Marines Hold the Roads


NATO Holds Marjah Roads; Troops Dropped Into Key Area

By Alfred de Montesquiou, AP
Feb 19


MARJAH, Afghanistan -- Two U.S. helicopters dropped elite Marine recon teams behind Taliban lines before dawn today as the U.S.-led force stepped up operations to break resistance on the seventh day of fighting in the extremist stronghold of Marjah.

About two dozen Marines were inserted into an area where skilled Taliban marksmen are known to operate, an officer said, speaking on condition of anonymity because of security concerns.

U.S. and Afghan troops encountered the sharpshooters and better-fortified Taliban positions yesterday, indicating that insurgent resistance in their logistics and opium-smuggling center was far from crushed.

NATO said six international service members died yesterday, bringing the number of allied troops killed in the offensive to 11 NATO troops and one Afghan soldier.
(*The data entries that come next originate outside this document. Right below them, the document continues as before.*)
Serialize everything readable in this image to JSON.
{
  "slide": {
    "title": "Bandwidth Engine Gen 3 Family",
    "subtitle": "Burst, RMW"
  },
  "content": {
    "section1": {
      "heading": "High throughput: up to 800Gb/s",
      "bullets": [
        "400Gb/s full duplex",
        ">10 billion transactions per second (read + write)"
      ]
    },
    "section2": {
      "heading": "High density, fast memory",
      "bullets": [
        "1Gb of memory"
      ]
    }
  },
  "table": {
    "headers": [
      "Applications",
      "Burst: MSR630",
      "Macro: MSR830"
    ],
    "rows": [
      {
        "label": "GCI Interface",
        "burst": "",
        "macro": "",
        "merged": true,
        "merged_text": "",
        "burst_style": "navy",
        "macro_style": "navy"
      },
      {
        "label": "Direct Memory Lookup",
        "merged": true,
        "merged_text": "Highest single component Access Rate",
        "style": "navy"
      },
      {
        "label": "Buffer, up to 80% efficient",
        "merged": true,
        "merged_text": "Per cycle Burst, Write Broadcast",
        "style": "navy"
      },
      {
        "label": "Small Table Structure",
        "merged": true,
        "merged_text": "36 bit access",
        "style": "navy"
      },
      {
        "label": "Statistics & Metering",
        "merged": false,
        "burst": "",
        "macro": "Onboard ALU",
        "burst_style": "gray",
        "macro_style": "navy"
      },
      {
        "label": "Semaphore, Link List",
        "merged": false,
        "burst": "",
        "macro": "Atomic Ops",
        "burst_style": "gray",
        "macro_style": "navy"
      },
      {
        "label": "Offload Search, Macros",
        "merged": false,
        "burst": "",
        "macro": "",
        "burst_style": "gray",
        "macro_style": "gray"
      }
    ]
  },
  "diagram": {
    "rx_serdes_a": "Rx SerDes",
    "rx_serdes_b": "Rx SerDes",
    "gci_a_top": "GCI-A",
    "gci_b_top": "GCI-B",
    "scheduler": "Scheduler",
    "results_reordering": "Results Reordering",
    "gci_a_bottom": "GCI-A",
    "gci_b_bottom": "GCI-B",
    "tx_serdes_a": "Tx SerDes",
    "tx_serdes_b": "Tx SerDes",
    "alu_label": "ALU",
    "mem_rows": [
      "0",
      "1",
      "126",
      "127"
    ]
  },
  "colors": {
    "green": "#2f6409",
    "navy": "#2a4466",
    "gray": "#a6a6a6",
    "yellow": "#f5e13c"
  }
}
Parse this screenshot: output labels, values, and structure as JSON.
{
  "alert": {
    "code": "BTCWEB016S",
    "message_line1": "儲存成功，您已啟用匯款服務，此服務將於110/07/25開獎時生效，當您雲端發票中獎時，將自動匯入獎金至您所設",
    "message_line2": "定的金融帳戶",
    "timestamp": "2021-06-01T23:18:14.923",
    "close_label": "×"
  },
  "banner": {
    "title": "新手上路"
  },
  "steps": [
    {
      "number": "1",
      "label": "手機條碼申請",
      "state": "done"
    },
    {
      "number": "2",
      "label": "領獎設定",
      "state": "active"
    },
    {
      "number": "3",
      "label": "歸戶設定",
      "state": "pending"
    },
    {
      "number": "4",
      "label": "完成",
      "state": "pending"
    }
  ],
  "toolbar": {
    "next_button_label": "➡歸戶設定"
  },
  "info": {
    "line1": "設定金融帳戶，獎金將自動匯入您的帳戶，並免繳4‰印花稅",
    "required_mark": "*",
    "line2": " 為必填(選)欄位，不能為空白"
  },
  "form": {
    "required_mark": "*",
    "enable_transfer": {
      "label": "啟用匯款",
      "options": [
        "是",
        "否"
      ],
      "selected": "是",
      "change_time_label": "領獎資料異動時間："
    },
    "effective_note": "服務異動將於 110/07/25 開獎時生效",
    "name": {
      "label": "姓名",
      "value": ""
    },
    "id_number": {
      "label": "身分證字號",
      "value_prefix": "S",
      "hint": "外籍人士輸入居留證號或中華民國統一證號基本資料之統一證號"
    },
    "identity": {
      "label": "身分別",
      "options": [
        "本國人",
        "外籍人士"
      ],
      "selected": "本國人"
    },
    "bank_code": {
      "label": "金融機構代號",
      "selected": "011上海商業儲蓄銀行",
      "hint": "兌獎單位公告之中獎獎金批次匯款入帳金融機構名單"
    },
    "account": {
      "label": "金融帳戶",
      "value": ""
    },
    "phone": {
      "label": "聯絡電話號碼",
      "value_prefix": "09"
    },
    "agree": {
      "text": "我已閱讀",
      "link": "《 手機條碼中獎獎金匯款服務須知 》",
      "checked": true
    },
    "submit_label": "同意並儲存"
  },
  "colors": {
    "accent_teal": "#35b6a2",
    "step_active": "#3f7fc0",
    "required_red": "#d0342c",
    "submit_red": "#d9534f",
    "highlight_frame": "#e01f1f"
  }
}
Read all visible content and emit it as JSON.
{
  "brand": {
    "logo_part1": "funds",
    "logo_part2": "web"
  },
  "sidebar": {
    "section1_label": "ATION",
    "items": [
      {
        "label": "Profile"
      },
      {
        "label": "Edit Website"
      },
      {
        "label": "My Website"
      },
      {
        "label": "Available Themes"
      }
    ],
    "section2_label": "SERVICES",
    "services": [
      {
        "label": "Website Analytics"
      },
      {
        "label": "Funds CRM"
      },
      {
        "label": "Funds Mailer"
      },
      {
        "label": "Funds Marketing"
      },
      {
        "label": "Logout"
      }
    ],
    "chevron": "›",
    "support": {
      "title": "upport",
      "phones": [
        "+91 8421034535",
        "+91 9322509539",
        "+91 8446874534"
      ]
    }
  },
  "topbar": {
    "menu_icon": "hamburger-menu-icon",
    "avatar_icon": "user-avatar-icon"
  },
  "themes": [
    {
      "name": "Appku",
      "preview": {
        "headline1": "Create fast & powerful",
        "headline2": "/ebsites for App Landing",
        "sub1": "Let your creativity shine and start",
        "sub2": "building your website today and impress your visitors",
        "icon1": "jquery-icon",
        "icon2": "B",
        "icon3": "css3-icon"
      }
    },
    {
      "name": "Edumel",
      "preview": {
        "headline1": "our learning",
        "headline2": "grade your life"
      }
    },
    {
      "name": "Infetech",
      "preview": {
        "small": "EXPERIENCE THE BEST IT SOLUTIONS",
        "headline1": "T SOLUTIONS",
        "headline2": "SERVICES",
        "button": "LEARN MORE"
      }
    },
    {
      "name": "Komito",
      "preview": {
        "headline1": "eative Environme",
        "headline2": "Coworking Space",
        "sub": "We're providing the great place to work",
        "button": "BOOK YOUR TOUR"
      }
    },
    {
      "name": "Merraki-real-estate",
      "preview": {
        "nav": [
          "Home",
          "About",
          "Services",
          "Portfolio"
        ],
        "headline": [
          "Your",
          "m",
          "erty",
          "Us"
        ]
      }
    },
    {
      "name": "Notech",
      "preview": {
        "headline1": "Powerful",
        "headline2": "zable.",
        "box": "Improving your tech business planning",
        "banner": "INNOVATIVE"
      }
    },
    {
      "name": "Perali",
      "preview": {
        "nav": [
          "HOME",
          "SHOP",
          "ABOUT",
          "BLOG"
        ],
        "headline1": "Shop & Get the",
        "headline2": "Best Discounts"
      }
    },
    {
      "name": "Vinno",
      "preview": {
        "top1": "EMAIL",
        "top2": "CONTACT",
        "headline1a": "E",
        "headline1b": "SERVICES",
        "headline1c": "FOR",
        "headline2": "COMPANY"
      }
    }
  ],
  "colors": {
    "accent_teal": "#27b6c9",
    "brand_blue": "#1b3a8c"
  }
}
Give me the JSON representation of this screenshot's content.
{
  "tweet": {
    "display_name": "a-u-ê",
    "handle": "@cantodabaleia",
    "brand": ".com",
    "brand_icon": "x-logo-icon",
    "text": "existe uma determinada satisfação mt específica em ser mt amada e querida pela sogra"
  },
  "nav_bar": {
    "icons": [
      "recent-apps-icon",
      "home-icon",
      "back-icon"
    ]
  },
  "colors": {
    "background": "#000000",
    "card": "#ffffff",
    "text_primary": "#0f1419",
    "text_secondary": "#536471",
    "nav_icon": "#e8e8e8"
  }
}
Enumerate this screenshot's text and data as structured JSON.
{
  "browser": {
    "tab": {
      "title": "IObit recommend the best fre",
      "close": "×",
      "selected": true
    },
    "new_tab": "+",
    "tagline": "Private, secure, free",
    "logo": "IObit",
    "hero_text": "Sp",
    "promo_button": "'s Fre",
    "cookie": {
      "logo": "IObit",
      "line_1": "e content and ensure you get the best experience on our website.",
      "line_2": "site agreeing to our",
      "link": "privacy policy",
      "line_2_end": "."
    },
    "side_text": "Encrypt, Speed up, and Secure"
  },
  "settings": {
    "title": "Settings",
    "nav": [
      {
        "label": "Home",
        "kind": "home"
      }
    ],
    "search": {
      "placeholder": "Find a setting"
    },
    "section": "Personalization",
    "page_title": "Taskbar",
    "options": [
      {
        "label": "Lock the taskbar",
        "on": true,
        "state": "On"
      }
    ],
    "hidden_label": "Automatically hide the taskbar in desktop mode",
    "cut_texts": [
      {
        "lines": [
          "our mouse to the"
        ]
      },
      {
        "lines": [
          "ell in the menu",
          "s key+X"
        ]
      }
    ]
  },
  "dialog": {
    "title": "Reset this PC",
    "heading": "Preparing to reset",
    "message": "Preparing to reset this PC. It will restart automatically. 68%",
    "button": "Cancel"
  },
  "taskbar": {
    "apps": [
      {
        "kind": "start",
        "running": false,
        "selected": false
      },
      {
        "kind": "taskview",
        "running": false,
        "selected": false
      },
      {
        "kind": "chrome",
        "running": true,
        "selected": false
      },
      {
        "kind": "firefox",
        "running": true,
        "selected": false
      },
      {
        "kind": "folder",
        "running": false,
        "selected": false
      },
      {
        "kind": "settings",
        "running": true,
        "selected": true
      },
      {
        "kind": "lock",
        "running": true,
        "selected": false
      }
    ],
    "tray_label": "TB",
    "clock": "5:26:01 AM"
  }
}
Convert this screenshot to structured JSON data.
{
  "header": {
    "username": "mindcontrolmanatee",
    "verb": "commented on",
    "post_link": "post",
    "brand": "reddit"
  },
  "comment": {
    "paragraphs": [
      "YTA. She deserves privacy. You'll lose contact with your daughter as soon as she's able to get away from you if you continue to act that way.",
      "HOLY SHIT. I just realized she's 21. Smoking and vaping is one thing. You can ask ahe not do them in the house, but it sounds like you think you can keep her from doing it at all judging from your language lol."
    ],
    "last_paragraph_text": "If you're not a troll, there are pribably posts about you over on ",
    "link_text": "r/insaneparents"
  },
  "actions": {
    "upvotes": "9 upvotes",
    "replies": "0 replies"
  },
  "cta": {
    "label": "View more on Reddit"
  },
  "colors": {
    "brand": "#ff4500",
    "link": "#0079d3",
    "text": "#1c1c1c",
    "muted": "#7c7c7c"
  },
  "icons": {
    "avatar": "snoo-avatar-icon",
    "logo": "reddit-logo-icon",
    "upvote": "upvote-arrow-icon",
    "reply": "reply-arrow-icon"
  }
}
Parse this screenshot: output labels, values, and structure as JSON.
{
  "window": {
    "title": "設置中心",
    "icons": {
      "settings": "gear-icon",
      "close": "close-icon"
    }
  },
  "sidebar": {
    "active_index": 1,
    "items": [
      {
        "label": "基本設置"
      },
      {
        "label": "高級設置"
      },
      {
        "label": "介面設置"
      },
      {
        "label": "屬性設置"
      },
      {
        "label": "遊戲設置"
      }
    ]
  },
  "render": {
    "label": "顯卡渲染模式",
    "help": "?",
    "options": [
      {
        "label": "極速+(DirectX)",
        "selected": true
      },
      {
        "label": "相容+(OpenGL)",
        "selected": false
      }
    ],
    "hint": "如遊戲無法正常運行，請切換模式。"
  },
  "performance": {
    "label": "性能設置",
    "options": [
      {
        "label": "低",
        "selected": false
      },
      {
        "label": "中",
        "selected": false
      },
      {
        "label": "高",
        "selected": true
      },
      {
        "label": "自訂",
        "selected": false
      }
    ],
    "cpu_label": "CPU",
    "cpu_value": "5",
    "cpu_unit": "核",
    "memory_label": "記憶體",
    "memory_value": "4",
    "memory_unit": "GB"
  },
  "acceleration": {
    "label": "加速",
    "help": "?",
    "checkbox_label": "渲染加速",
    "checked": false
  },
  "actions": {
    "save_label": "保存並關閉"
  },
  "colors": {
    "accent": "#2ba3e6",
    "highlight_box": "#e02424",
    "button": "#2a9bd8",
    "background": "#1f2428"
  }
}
The international coalition did not disclose their nationalities, but Britain's Defense Ministry said two British soldiers were among the dead.

No precise figures on Taliban deaths have been released, but senior Marine officers say intelligence reports suggest more than 120 have died. The officers spoke on condition of anonymity.

Brig. Gen. Larry Nicholson, commander of U.S. Marines in Marjah, said that allied forces had taken control of the main roads, bridges, and government centers in the town of 80,000 people 360 miles southwest of Kabul. "I'd say we control the spine" of Marjah, he said as he inspected the Marines' front line in the north of the dusty, mud-brick town. "We're where we want to be."

As Nicholson spoke, bursts of heavy machine-gun fire showed that insurgents still held terrain about a half-mile away. "Every day, there's not a dramatic change; it's steady," he said, noting that fighting continued to erupt.

The offensive in Marjah is the largest since the 2001 U.S.-led invasion of Afghanistan, and a test of President Obama's strategy for reversing the rise of the Taliban while protecting civilians.

Plans call for NATO to rush in a civilian administration, restore public services, and pour in aid to try to win the loyalty of the population in preventing the Taliban from returning.

But stubborn Taliban resistance, coupled with restrictive rules on allies' use of heavy weaponry when civilians may be at risk, have slowed the advance. The NATO commander of troops in southern Afghanistan, British Maj. Gen. Nick Carter, told reporters in Washington via video hookup that he expected it could take 30 more days to secure Marjah.

NATO has given no figures on civilian deaths since a count of 15 earlier in the offensive. Afghan rights groups have reported 19 dead. Since those figures were given, much of the fighting has shifted away from the area where most civilians live.

Afghan President Hamid Karzai has repeatedly criticized the use of air strikes because of the risk to civilians. Twelve of the 15 deaths reported by NATO happened when two rockets hit a home Sunday.

Throughout yesterday, U.S. Marines pummeled insurgents with mortars, sniper fire, and missiles as gun battles intensified. Taliban fighters fired back with rocket-propelled grenades and rifles, some of the fire far more accurate than Marines have faced in other Afghan battles.

The increasingly accurate sniper fire - and strong intelligence on possible suicide bomb threats - indicates that insurgents from outside Marjah are still operating within the town, Nicholson said.

There were also pockets of calm yesterday. Several stores reopened in the bullet-riddled bazaar, and customers lined up to buy goods for the first time in nearly a week.